多くのゲームブックファンが語るアドベンチャーゲームブックの元祖はこちらです!

『火吹山の魔法使い』(S・ジャクソン、I ・リビングストン著 浅羽莢子訳 1984年初版)

これはもう断言しちゃっていいでしょう。ファンタジーな世界設定から本の装丁にいたるまでページをめくるのすらわくわくする最高にクールな一冊です。 → 5へ進む

   

 それはまるで本をラストシーンから読むようなものじゃね? と感じるかもしれませんが、そういうストーリー展開も小説の技法として普通にあり得ます。それも本の楽しみ方の一つだと思います。たとえば同じゲームを「強くてニューゲーム」で遊び直すのと同じベクトルです。

・ゲームブックで遊んでみるか。 → 3へ進む

・アドベンチャーゲームで遊んでみるか。 → 8へ進む

   

 選択肢ごとに本のあちらこちらへ飛ばされるので、本の残りページ数から「クライマックスに差し掛かったな!」とか「こいつがラスボスか?」とか、従来の本とはまるで違った物語の追体験ができる。
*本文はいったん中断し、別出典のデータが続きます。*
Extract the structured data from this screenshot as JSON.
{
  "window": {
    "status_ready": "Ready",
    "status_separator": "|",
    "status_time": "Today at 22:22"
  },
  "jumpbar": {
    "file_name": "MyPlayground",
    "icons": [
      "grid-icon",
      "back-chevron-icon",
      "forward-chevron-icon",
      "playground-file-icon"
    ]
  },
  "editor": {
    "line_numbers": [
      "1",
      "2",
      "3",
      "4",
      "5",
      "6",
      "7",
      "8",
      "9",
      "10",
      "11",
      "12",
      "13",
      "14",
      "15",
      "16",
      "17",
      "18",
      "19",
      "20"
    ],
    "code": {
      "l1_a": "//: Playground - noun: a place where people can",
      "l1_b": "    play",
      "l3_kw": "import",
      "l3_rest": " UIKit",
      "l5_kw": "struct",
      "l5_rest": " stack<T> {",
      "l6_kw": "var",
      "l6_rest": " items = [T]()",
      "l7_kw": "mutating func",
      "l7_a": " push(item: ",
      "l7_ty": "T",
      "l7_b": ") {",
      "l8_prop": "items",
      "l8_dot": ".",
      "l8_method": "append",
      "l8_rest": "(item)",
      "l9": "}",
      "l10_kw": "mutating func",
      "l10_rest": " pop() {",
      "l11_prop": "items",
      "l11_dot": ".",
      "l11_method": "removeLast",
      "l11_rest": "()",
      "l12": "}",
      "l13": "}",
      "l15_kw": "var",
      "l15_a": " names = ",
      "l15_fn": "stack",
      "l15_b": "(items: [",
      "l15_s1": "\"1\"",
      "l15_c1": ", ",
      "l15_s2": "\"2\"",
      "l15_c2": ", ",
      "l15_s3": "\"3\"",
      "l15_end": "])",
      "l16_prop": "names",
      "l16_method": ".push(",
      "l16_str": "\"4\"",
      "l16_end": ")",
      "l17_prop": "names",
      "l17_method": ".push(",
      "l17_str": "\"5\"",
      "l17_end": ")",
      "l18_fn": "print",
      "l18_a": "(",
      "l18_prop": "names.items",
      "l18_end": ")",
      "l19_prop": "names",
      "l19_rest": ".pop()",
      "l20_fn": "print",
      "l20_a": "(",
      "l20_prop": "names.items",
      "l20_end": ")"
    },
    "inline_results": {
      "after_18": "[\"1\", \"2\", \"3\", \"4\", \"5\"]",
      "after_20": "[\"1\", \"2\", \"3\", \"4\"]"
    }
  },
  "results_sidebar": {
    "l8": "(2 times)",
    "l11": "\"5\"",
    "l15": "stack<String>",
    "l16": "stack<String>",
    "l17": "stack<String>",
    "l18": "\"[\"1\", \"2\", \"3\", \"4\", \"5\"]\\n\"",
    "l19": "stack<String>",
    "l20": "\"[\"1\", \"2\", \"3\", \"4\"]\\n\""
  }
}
これこそがゲームブックの醍醐味と言えるでしょう。

・ページ通りに従来の本として読んでみる。 → 2へ進む

・コンピュータゲームとの共通点を調べてみる。 → 7へ進む

・コンピュータゲームで遊んでみる。 → 8へ進む

   

 「A」から始まって「Z」で終わるストーリーがあるとします。普通の小説ならば章の順番通りに読み進めて物語を理解してA→Z展開を楽しみます。ですがゲームブックをページ通りに読む行為は展開を先に知って、たとえばバッドエンドも体験しておくことでグッドエンドの成功体験をより鮮やかなものにする遊び方です。 → 4へ進む

   

 シンプルに最適解ルートを進むのがゲームブックのメインルートだとしたら、それがいわゆる「ビジュアルノベル」であったり「ノベルゲーム」であったり、物語を読むのがメインのゲームジャンルです。「もしもあの時に別な道を選んでいたら」という「if」のストーリー展開も楽しめるのが(たとえそれがバッドエンドであっても!)アドベンチャーゲームと言えるでしょう。物語の展開を体験するか。物語の結末を楽しむか。それがゲームとしての共通点であり、同時に相違点でもあります。 → 9へ進む

   

『大學奇譚』は「論文」を駆使して事件解決に臨む現在鋭意製作中のビジュアルノベルです! 『大學奇譚』が気になる方は → https://note.com/f094/n/n8b197d2128e5 へ進む

   

物語の体験を継ぎ足しで作り上げる秘伝のタレのように、細胞が新しく入れ替わってもいつものあなたであるように、ストーリー展開に違いはあれど物語を楽しむという結果は変わらないのがアドベンチャーゲームです。過程がどうなる、こうなる、気になる、それはどうだっていいんですよ。結果を求めて読み進める。それがゲームブックです!